Global Uncertainty-Aware Planning for Magnetic Anomaly-Based Navigation

Navigating and localizing in partially observable, stochastic environments with magnetic anomalies presents significant challenges, especially when balancing the accuracy of state estimation and the stability of localization. Traditional approaches often struggle to maintain performance due to limited localization updates and dynamic conditions. This paper introduces a multi-objective global path planner for magnetic anomaly navigation (MagNav), which leverages entropy maps to assess spatial frequency variations in magnetic fields and identify high-information areas. The system generates paths toward these regions by employing a potential field planner, enhancing active localization. Hardware experiments demonstrate that the proposed method significantly improves localization stability and accuracy compared to existing active localization techniques. The results underscore the effectiveness of this method in reducing localization uncertainty and highlight its adaptability to various gradient-based navigation maps, including topographical and underwater depth-based environments.

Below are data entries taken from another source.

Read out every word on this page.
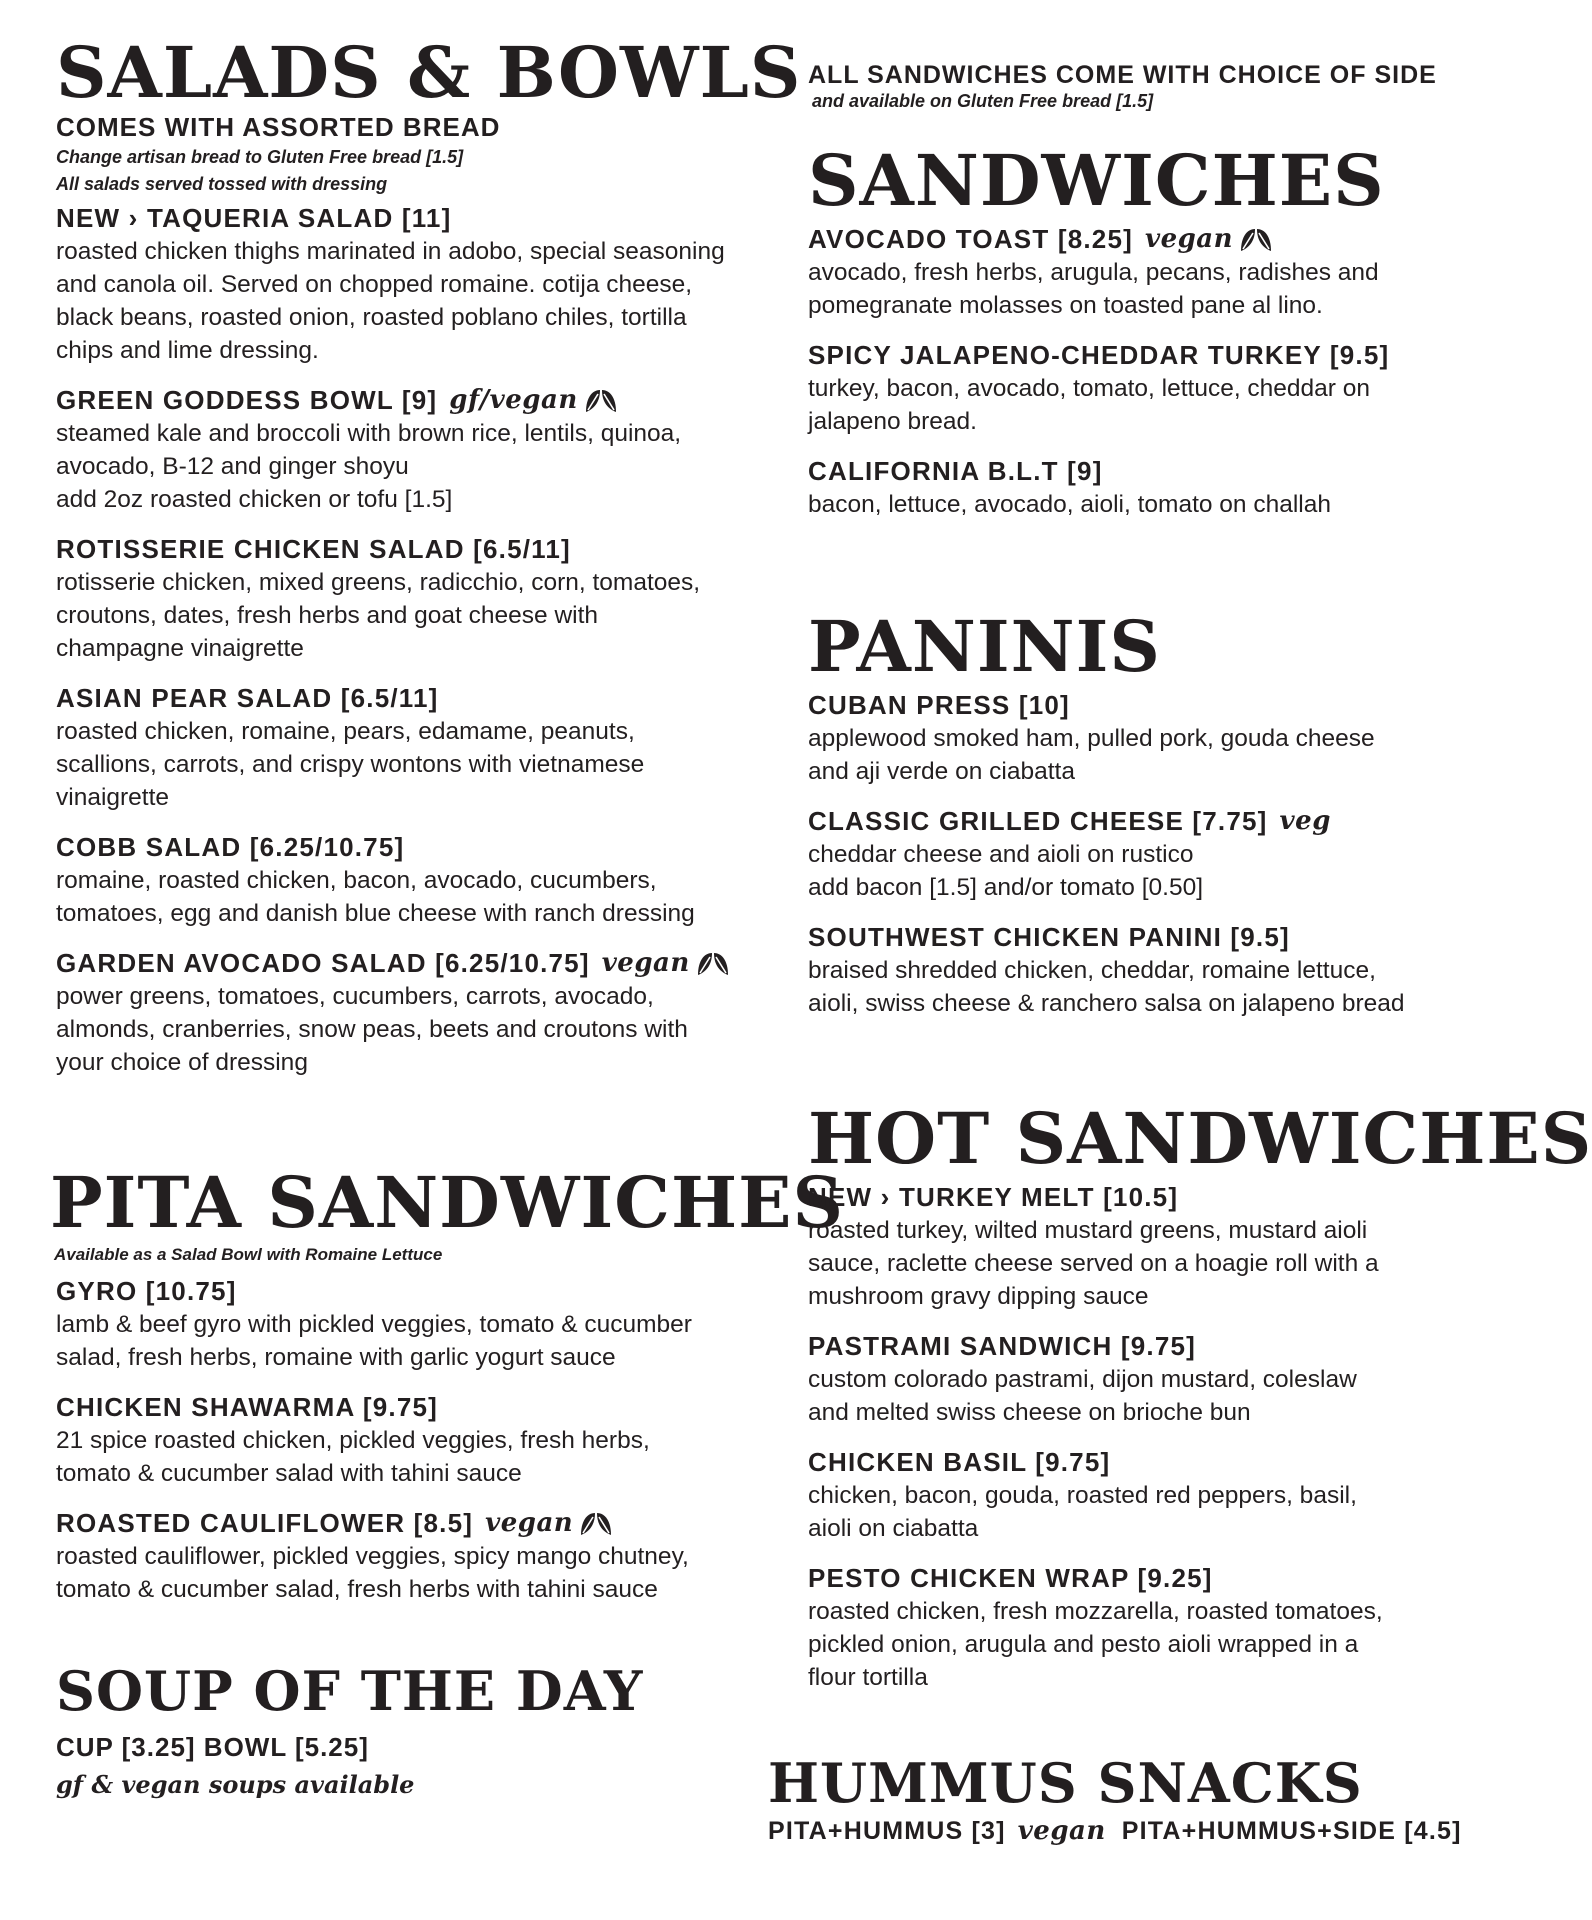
SALADS & BOWLS

COMES WITH ASSORTED BREAD

Change artisan bread to Gluten Free bread [1.5]

All salads served tossed with dressing

NEW › TAQUERIA SALAD [11]

roasted chicken thighs marinated in adobo, special seasoning
and canola oil. Served on chopped romaine. cotija cheese,
black beans, roasted onion, roasted poblano chiles, tortilla
chips and lime dressing.

GREEN GODDESS BOWL [9] gf/vegan

steamed kale and broccoli with brown rice, lentils, quinoa,
avocado, B-12 and ginger shoyu
add 2oz roasted chicken or tofu [1.5]

ROTISSERIE CHICKEN SALAD [6.5/11]

rotisserie chicken, mixed greens, radicchio, corn, tomatoes,
croutons, dates, fresh herbs and goat cheese with
champagne vinaigrette

ASIAN PEAR SALAD [6.5/11]

roasted chicken, romaine, pears, edamame, peanuts,
scallions, carrots, and crispy wontons with vietnamese
vinaigrette

COBB SALAD [6.25/10.75]

romaine, roasted chicken, bacon, avocado, cucumbers,
tomatoes, egg and danish blue cheese with ranch dressing

GARDEN AVOCADO SALAD [6.25/10.75] vegan

power greens, tomatoes, cucumbers, carrots, avocado,
almonds, cranberries, snow peas, beets and croutons with
your choice of dressing

PITA SANDWICHES

Available as a Salad Bowl with Romaine Lettuce

GYRO [10.75]

lamb & beef gyro with pickled veggies, tomato & cucumber
salad, fresh herbs, romaine with garlic yogurt sauce

CHICKEN SHAWARMA [9.75]

21 spice roasted chicken, pickled veggies, fresh herbs,
tomato & cucumber salad with tahini sauce

ROASTED CAULIFLOWER [8.5] vegan

roasted cauliflower, pickled veggies, spicy mango chutney,
tomato & cucumber salad, fresh herbs with tahini sauce

SOUP OF THE DAY

CUP [3.25] BOWL [5.25]

gf & vegan soups available

ALL SANDWICHES COME WITH CHOICE OF SIDE

and available on Gluten Free bread [1.5]

SANDWICHES
AVOCADO TOAST [8.25] vegan

avocado, fresh herbs, arugula, pecans, radishes and
pomegranate molasses on toasted pane al lino.

SPICY JALAPENO-CHEDDAR TURKEY [9.5]

turkey, bacon, avocado, tomato, lettuce, cheddar on
jalapeno bread.

CALIFORNIA B.L.T [9]

bacon, lettuce, avocado, aioli, tomato on challah

PANINIS
CUBAN PRESS [10]

applewood smoked ham, pulled pork, gouda cheese
and aji verde on ciabatta

CLASSIC GRILLED CHEESE [7.75] veg

cheddar cheese and aioli on rustico
add bacon [1.5] and/or tomato [0.50]

SOUTHWEST CHICKEN PANINI [9.5]

braised shredded chicken, cheddar, romaine lettuce,
aioli, swiss cheese & ranchero salsa on jalapeno bread

HOT SANDWICHES
NEW › TURKEY MELT [10.5]

roasted turkey, wilted mustard greens, mustard aioli
sauce, raclette cheese served on a hoagie roll with a
mushroom gravy dipping sauce

PASTRAMI SANDWICH [9.75]

custom colorado pastrami, dijon mustard, coleslaw
and melted swiss cheese on brioche bun

CHICKEN BASIL [9.75]

chicken, bacon, gouda, roasted red peppers, basil,
aioli on ciabatta

PESTO CHICKEN WRAP [9.25]

roasted chicken, fresh mozzarella, roasted tomatoes,
pickled onion, arugula and pesto aioli wrapped in a
flour tortilla

HUMMUS SNACKS
PITA+HUMMUS [3] vegan PITA+HUMMUS+SIDE [4.5]
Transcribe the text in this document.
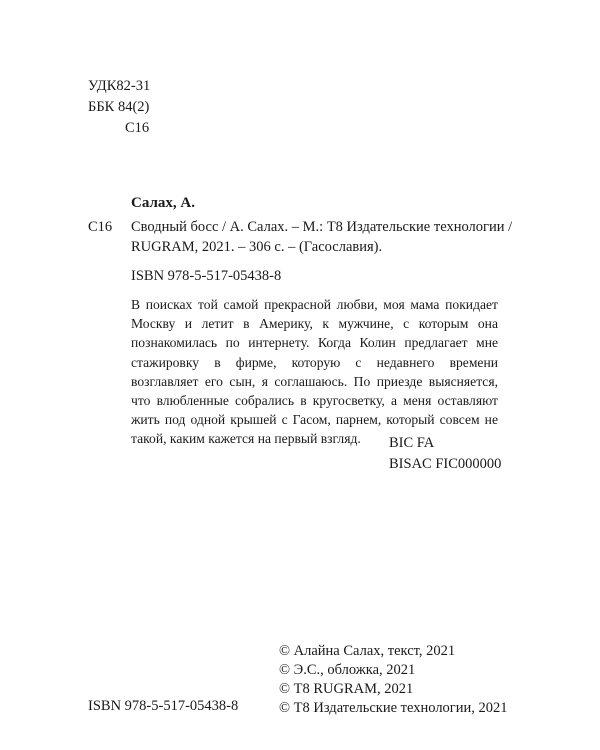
УДК82-31
ББК 84(2)
С16
Салах, А.
С16 Сводный босс / А. Салах. – М.: Т8 Издательские технологии /
RUGRAM, 2021. – 306 с. – (Гасославия).
ISBN 978-5-517-05438-8

В поисках той самой прекрасной любви, моя мама покидает Москву и летит в Америку, к мужчине, с которым она познакомилась по интернету. Когда Колин предлагает мне стажировку в фирме, которую с недавнего времени возглавляет его сын, я соглашаюсь. По приезде выясняется, что влюбленные собрались в кругосветку, а меня оставляют жить под одной крышей с Гасом, парнем, который совсем не такой, каким кажется на первый взгляд.	BIC FA
BISAC FIC000000
© Алайна Салах, текст, 2021
© Э.С., обложка, 2021
© Т8 RUGRAM, 2021
© Т8 Издательские технологии, 2021
ISBN 978-5-517-05438-8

Real-time Uncertainty-Aware Motion Planning for Magnetic-based Navigation

Localization in GPS-denied environments is critical for autonomous systems, and traditional methods like SLAM have limitations in generalizability across diverse environments. Magnetic-based navigation (MagNav) offers a robust solution by leveraging the ubiquity and unique anomalies of external magnetic fields. This paper proposes a real-time uncertainty-aware motion planning algorithm for MagNav, using onboard magnetometers and information-driven methodologies to adjust trajectories based on real-time localization confidence. This approach balances the trade-off between finding the shortest or most energy-efficient routes and reducing localization uncertainty, enhancing navigational accuracy and reliability. The novel algorithm integrates an uncertainty-driven framework with magnetic-based localization, creating a real-time adaptive system capable of minimizing localization errors in complex environments. Extensive simulations and real-world experiments validate the method, demonstrating significant reductions in localization uncertainty and the feasibility of real-time implementation. The paper also details the mathematical modeling of uncertainty, the algorithmic foundation of the planning approach, and the practical implications of using magnetic fields for localization. Future work includes incorporating a global path planner to address the local nature of the current guidance law, further enhancing the method's suitability for long-duration operations.